To be able to have your entire personal library only a few finger taps away, and to be able to read a book on one device and pick up where you left off on another, is undeniably convenient, but it comes at a cost, as demonstrated by the recent story of Linn Nygaard, a Norwegian who had her entire digital library erased by Amazon with no explanation (her collection has since been restored, perhaps in response to the public outcry that the case triggered).
How can I prevent my digital library from being erased?
What happened to Nygaard is a nightmare scenario for any digital bookworm.
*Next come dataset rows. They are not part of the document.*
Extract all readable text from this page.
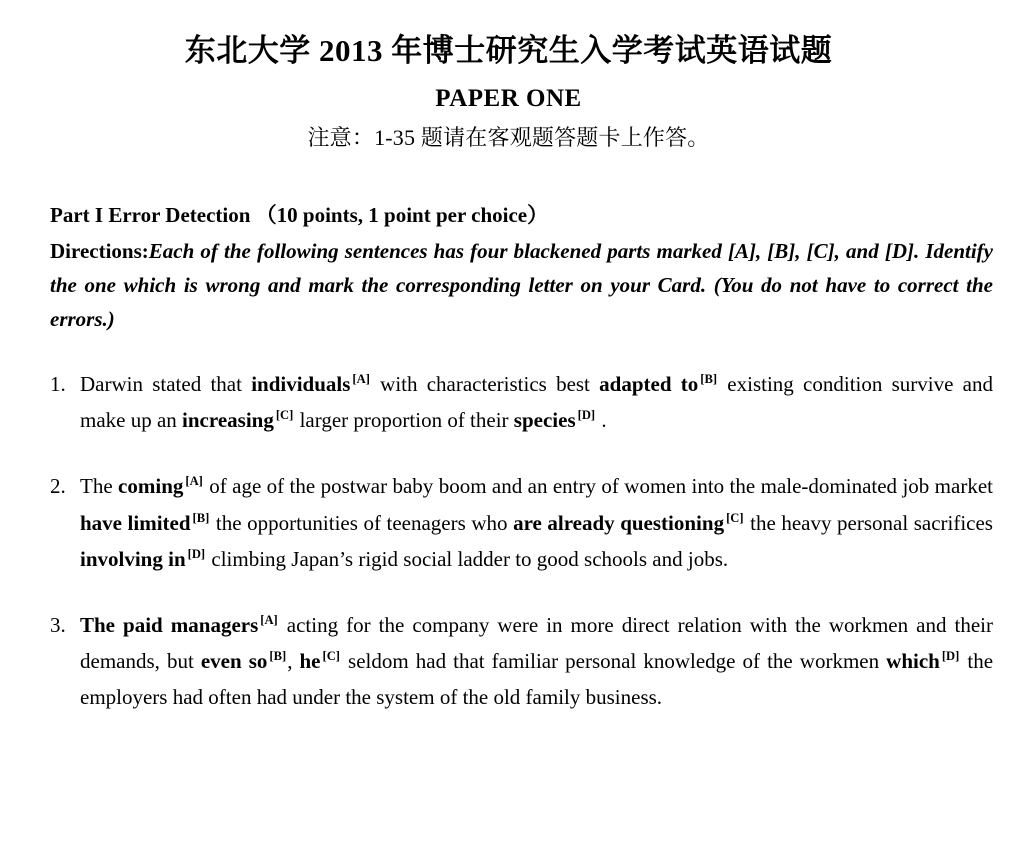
东北大学 2013 年博士研究生入学考试英语试题
PAPER ONE
注意：1-35 题请在客观题答题卡上作答。
Part I Error Detection （10 points, 1 point per choice）
Directions:Each of the following sentences has four blackened parts marked [A], [B], [C], and [D]. Identify the one which is wrong and mark the corresponding letter on your Card. (You do not have to correct the errors.)
1. Darwin stated that individuals [A] with characteristics best adapted to [B] existing condition survive and make up an increasing [C] larger proportion of their species [D] .
2. The coming [A] of age of the postwar baby boom and an entry of women into the male-dominated job market have limited [B] the opportunities of teenagers who are already questioning [C] the heavy personal sacrifices involving in [D] climbing Japan’s rigid social ladder to good schools and jobs.
3. The paid managers [A] acting for the company were in more direct relation with the workmen and their demands, but even so [B], he [C] seldom had that familiar personal knowledge of the workmen which [D] the employers had often had under the system of the old family business.
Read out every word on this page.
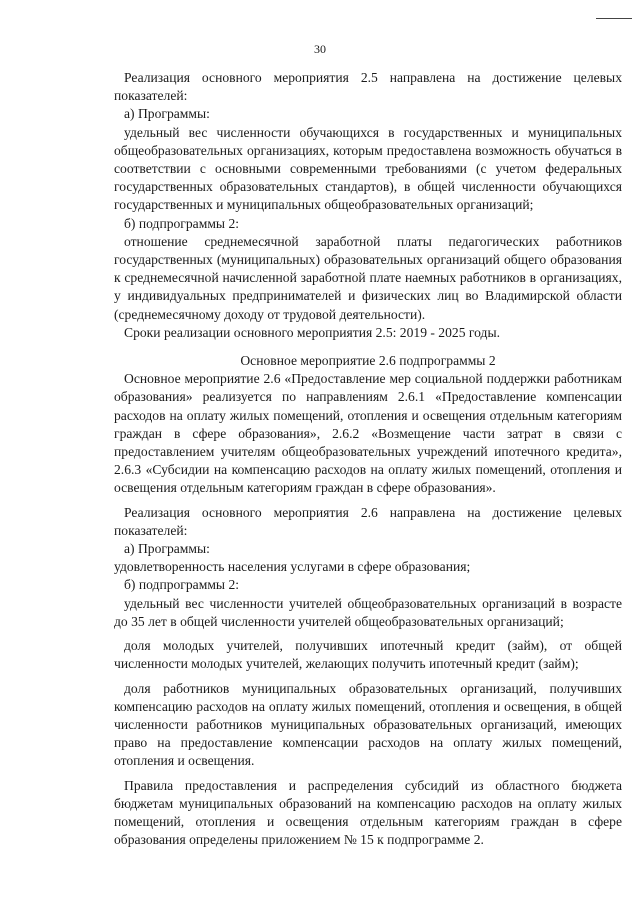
30

Реализация основного мероприятия 2.5 направлена на достижение целевых показателей:

а) Программы:

удельный вес численности обучающихся в государственных и муниципальных общеобразовательных организациях, которым предоставлена возможность обучаться в соответствии с основными современными требованиями (с учетом федеральных государственных образовательных стандартов), в общей численности обучающихся государственных и муниципальных общеобразовательных организаций;

б) подпрограммы 2:

отношение среднемесячной заработной платы педагогических работников государственных (муниципальных) образовательных организаций общего образования к среднемесячной начисленной заработной плате наемных работников в организациях, у индивидуальных предпринимателей и физических лиц во Владимирской области (среднемесячному доходу от трудовой деятельности).

Сроки реализации основного мероприятия 2.5: 2019 - 2025 годы.

Основное мероприятие 2.6 подпрограммы 2

Основное мероприятие 2.6 «Предоставление мер социальной поддержки работникам образования» реализуется по направлениям 2.6.1 «Предоставление компенсации расходов на оплату жилых помещений, отопления и освещения отдельным категориям граждан в сфере образования», 2.6.2 «Возмещение части затрат в связи с предоставлением учителям общеобразовательных учреждений ипотечного кредита», 2.6.3 «Субсидии на компенсацию расходов на оплату жилых помещений, отопления и освещения отдельным категориям граждан в сфере образования».

Реализация основного мероприятия 2.6 направлена на достижение целевых показателей:

а) Программы:

удовлетворенность населения услугами в сфере образования;

б) подпрограммы 2:

удельный вес численности учителей общеобразовательных организаций в возрасте до 35 лет в общей численности учителей общеобразовательных организаций;

доля молодых учителей, получивших ипотечный кредит (займ), от общей численности молодых учителей, желающих получить ипотечный кредит (займ);

доля работников муниципальных образовательных организаций, получивших компенсацию расходов на оплату жилых помещений, отопления и освещения, в общей численности работников муниципальных образовательных организаций, имеющих право на предоставление компенсации расходов на оплату жилых помещений, отопления и освещения.

Правила предоставления и распределения субсидий из областного бюджета бюджетам муниципальных образований на компенсацию расходов на оплату жилых помещений, отопления и освещения отдельным категориям граждан в сфере образования определены приложением № 15 к подпрограмме 2.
Fortunately, there are steps you can take to prevent this from happening to you.
Perhaps the simplest thing to do is turn off the Wi-Fi or cellular Internet connection on your e-reader; get e-booksby first purchasing them on your computer and then transferring them to your device via a data cord.
This way, even if Amazon shuts down your account, the e-books on your Kindle are still safe.
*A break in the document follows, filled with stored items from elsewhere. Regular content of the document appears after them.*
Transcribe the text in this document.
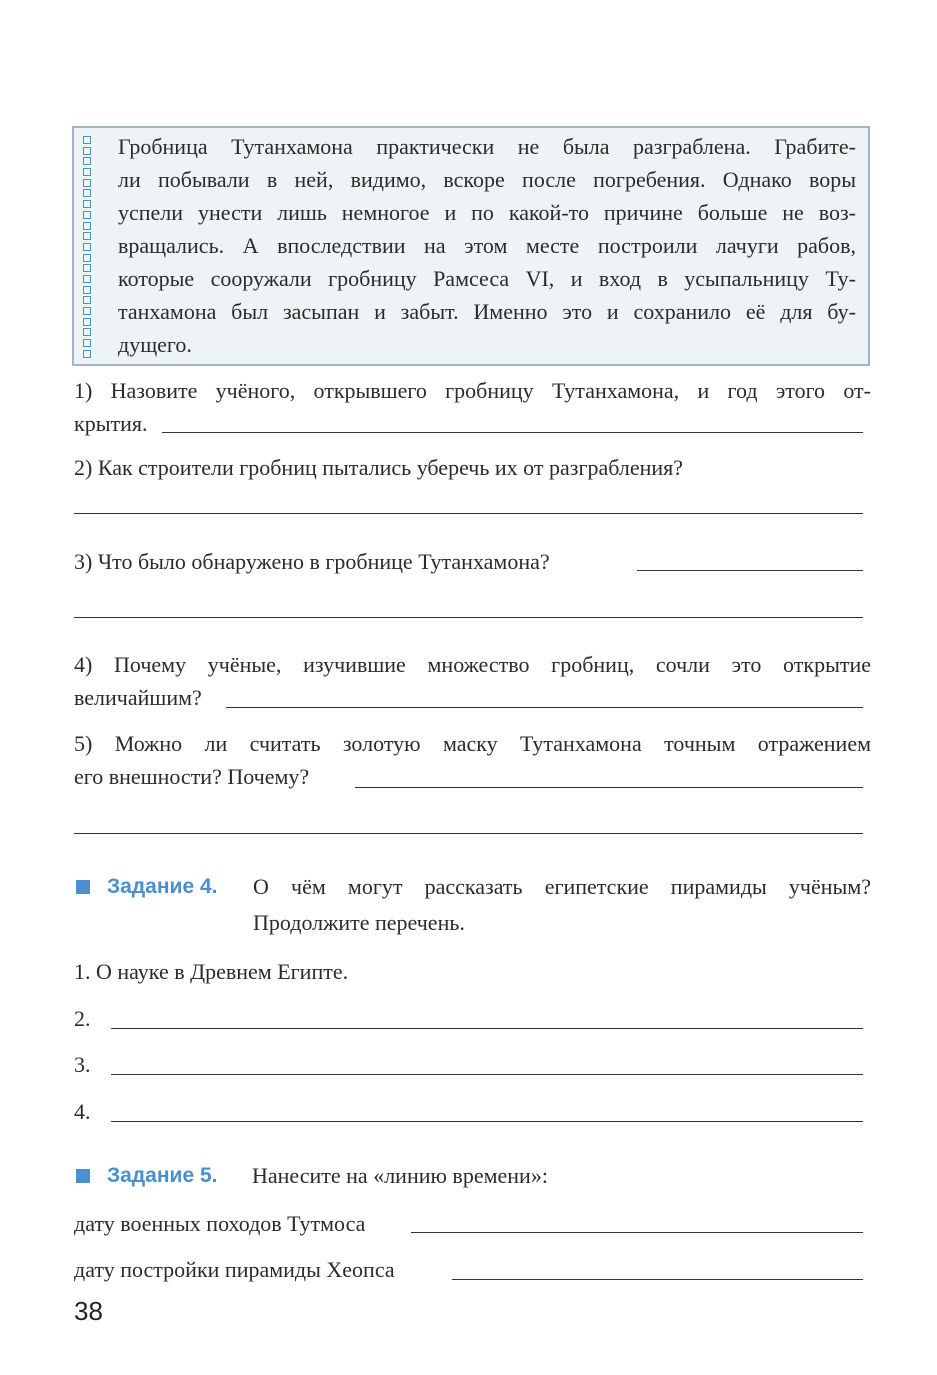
Гробница Тутанхамона практически не была разграблена. Грабите-
ли побывали в ней, видимо, вскоре после погребения. Однако воры
успели унести лишь немногое и по какой-то причине больше не воз-
вращались. А впоследствии на этом месте построили лачуги рабов,
которые сооружали гробницу Рамсеса VI, и вход в усыпальницу Ту-
танхамона был засыпан и забыт. Именно это и сохранило её для бу-
дущего.
1) Назовите учёного, открывшего гробницу Тутанхамона, и год этого от-
крытия.
2) Как строители гробниц пытались уберечь их от разграбления?
3) Что было обнаружено в гробнице Тутанхамона?
4) Почему учёные, изучившие множество гробниц, сочли это открытие
величайшим?
5) Можно ли считать золотую маску Тутанхамона точным отражением
его внешности? Почему?
Задание 4. О чём могут рассказать египетские пирамиды учёным?
Продолжите перечень.
1. О науке в Древнем Египте.
2.
3.
4.
Задание 5. Нанесите на «линию времени»:
дату военных походов Тутмоса
дату постройки пирамиды Хеопса
38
What if I don’t want to keep the Internet connection on my e-reader turned off?
Admittedly, turning off your e-reader's Internet connection makes buying and reading e-books much more of a chore. After all, a big selling point of the Kindle and similar devices is their ability to browse and purchase books on their own.
If you don't want to give up this ability, another thing you can do is to create a backup of your e-books in case you need to restore them later.
To do this, connect your e-reader to your computer. It should show up as a drive that you can add or remove files from. Navigate to the folder where e-book files are stored —on the Kindle E Ink devices, it's "documents" — and copy the book files to your computer.
For Kindles, the e-book format is .azw or .azw3, while Barnes & Noble's Nook device uses the more universally accepted .epub format.
Now that you've created a copy of your e-books, you can restore them to your e-reader if your device is ever wiped. Remember to turn off your e-reader’s Internet connection after the restore to prevent it from being wiped again.
However, this is only a stopgap solution. You’ll have all of your old e-books, but if your Amazon or Barnes & Nobles account has been permanently shut down, you won’t able to buy new e-books for your device from them. In this case, it may be time to switch to another e-reader.
How can I transfer my e-books to another device?
Unfortunately, moving e-books between different e-readers is not easy. It requires stripping the protection that is built into your e-book files. Called Digital Rights Management, or DRM, companies put this safeguard in place to prevent their e-books from being pirated over the Internet or easily transferred to competing devices.
Note that it is technically illegal to strip the DRM from e-books, but if you feel strongly that companies shouldn't be able to take back books that you've already purchased, there are ways to do so. One of the most popular methods is to use a free e-book management program called Calibre in conjunction with plugins to strip the DRM from e-books and convert them to other e-book formats such as .epub or .mobi. This latter step is necessary for Kindle e-books because Amazon uses their own proprietary e-book format that is not compatible with other readers.
We won't go into the details of how to remove the DRM from your e-books here, but tutorials can be easily found online.